The bus system here is steadily improving. The on-time performance is noticably better than it was 3 years ago. They just installed new fareboxes with some nifty new features, and more buses are on the way next spring.

Of course, the problems start when I want to stay out late and find something to do on a weekend - the bus to my apartment stops running after 5:30, and doesn’t run at all on Sunday. Not that I’d have much of a social life with a car, anyway.

Another carless city dweller here. I either take mass transit (not public, the subways and buses are run by private companies), bicycle, or go on foot.

My commute currently takes about 40 minutes door-to-door, with about 25 minutes of subway riding. I change trains twice and the entire ride costs US$3.50 one-way (because I change between company networks. After I move to my new place, I’ll be on the same network as my office and the commute will cost half as much). If I stay out until after the trains stop running (around 1am), I usually take a taxi.

I like driving, but I hate hunting for parking spaces. When you factor in gas prices, tolls, parking fares, annual inspections, excise taxes and so on, mass transit it actually the cheaper option if you’re traveling by yourself.

I can get pretty much anywhere I want to go (not just within the city, but almost anywhere in the country) on mass transit, although most of things I need for supplies and entertainment are within a 10-minute walk from my apartment.

The city I live in has bus transportation, but I live on the outskirts and work 20 miles away in what used to be nothing but pasture land 6 years ago.
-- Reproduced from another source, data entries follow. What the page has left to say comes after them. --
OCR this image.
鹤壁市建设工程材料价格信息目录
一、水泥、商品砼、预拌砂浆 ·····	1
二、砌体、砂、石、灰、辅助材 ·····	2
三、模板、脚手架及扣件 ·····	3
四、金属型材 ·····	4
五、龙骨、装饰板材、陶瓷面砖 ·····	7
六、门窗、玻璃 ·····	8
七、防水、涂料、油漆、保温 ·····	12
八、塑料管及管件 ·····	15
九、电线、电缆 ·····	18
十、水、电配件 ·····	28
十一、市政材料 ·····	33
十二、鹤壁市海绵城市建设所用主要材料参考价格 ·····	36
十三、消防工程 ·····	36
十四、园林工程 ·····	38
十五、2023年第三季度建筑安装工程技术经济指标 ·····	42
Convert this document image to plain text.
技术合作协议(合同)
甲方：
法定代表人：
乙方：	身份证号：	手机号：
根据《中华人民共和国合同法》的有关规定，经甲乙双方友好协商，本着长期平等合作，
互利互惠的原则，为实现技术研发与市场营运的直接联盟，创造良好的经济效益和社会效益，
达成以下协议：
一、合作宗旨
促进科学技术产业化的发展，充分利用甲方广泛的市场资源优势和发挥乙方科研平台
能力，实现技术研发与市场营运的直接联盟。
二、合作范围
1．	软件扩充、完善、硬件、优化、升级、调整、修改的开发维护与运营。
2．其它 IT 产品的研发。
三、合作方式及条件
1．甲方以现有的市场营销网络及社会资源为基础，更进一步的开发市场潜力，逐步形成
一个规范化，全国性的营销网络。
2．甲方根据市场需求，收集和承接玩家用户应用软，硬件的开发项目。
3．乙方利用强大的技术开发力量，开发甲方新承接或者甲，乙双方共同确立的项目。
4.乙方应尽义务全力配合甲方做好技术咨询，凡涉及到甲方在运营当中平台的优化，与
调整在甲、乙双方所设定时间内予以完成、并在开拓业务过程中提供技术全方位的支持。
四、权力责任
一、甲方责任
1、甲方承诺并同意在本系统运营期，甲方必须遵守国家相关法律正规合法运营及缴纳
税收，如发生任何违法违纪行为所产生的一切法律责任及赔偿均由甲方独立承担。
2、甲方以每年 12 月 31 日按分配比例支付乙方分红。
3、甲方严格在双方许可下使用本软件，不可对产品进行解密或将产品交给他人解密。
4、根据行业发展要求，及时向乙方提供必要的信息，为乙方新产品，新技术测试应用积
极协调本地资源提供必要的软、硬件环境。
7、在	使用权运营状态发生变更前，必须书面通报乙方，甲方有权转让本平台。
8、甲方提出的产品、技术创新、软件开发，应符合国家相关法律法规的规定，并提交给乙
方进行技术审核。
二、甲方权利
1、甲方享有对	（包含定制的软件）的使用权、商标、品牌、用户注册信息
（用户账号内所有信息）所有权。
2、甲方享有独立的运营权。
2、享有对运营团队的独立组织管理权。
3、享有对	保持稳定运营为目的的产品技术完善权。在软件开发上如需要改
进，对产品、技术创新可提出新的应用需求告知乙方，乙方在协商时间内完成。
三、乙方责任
There are no options for me except to drive myself unless you want to count a taxi which is waaaaay too expensive. I’ll carpool with my SO if our hours happen to match up, but that is very rare.

In Germany, however, I used public transportation all the time. That country has a great system of busses, trains, and subways that are nearly always on time (to the minute). In the two years I lived there I never had to own a vehicle.

I live in a small town with an excellent transportation system, and I don’t own a car.

I bus or walk somewhere everyday. I have a small commercial area near me, and I am a twenty minute walk from a large downtown area. It takes about an hour to walk across town completely. Other major shopping/entertainment areas are a half-hour bus ride away. No bus ride in town really takes more than forty minutes or requires more than one transfer (we have a central metro center where all the busses meet for transfers). You can get most anywhere in fifteen minutes and I generally choose whether I walk it or bus it based on schedules.

I’m also pretty good at getting around the region on mass transit. I get to and around San Jose, San Francisco, the East Bay and Sacramenot on a fairly regular basis. Even longer trips that require airplanes or multi-day train rides usually begin and end at the bus stop outside my front door.

I hope I never have to live anywhere where I have to own a car, and I absolutely refuse to live somewhere that isn’t within walking distance of anything.